The 6% gap is NOT: - A low-rank correction (PR=197, nearly full-rank) - Random noise (noise R^2=-0.40) - Concentrated in specific layers (spread everywhere)
The 6% gap IS: - Structured but diffuse (PR=197 vs random 255) - Direction-critical (noise kills it) - Slightly stronger in early layers (r=-0.53) - Closeable at 84% with a single SVD component
Interpretation: Training adds a thin layer of diffuse, structured correction on top of the corpus-derived base. It’s like adjusting every pixel in an image by a small, correlated amount — no single dimension dominates, but the overall pattern matters enormously.
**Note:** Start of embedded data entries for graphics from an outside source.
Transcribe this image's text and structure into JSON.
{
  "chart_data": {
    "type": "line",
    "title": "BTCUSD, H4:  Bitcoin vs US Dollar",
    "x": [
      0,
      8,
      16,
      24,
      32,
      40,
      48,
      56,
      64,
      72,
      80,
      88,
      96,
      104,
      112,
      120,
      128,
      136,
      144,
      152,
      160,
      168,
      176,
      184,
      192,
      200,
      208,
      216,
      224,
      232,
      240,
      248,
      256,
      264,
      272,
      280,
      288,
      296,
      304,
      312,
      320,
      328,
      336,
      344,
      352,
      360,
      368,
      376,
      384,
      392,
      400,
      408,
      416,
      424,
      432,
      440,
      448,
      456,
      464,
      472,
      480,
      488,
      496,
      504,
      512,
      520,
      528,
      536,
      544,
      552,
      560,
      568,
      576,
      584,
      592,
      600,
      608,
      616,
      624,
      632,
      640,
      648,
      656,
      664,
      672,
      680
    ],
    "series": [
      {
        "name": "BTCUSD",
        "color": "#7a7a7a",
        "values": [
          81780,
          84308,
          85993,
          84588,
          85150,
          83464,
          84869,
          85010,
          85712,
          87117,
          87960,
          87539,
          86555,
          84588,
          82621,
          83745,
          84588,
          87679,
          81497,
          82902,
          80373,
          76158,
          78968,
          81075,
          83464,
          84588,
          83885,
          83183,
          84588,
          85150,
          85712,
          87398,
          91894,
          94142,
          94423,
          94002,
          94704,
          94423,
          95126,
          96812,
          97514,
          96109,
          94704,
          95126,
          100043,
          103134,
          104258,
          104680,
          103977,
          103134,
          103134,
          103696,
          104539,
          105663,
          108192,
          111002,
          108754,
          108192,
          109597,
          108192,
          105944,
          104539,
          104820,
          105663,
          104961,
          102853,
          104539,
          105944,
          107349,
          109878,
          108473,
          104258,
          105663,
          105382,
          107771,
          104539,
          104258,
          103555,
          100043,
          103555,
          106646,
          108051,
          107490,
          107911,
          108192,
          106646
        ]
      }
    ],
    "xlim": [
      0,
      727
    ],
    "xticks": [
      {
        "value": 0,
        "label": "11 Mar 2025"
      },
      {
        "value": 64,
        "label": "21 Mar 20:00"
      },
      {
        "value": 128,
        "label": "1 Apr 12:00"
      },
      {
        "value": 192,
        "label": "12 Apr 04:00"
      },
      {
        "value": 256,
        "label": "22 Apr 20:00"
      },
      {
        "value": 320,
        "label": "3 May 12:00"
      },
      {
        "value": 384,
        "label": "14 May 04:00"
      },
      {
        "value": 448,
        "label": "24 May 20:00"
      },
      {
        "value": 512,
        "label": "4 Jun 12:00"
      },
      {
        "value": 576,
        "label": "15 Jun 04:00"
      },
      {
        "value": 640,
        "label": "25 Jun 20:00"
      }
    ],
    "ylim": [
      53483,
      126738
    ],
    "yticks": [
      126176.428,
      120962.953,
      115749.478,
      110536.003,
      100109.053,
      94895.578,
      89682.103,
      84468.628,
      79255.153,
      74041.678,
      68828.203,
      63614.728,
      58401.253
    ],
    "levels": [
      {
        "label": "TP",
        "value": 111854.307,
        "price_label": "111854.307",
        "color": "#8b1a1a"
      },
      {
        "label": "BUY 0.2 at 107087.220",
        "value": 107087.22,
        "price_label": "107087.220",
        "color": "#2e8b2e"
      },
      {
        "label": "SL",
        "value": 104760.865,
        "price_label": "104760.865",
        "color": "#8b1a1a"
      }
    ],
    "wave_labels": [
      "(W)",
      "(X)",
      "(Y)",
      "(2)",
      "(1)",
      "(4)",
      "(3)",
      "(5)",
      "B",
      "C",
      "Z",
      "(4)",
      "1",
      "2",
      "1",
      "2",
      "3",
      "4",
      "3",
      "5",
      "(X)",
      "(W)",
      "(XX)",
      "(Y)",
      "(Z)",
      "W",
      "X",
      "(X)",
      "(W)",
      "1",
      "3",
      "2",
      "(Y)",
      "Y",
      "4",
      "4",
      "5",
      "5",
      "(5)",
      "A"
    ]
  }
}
Zero-training CT (corpus basis only) achieves R^2=0.299. This is the upper bound of what’s achievable without any gradient descent. The remaining 70% of variance requires training, and that training signal is high-dimensional and cannot be faked.
The hybrid approach (corpus basis K=8 + 1 learned residual) achieves R^2=0.316 with 28.3x compression. This is the optimal starting point for CT-initialized training: start from corpus basis, learn only the residual.
Training does not add a “signal” on top of a “noise floor.” It adds a diffuse, full-rank correction that reshapes the entire weight space. The corpus provides the scaffold (94%); training fills in the mortar (6%). But without the mortar, the scaffold collapses (R^2=0.299 vs 0.319).
“The corpus builds the cathedral. Training fills the cracks. You cannot skip the cracks.”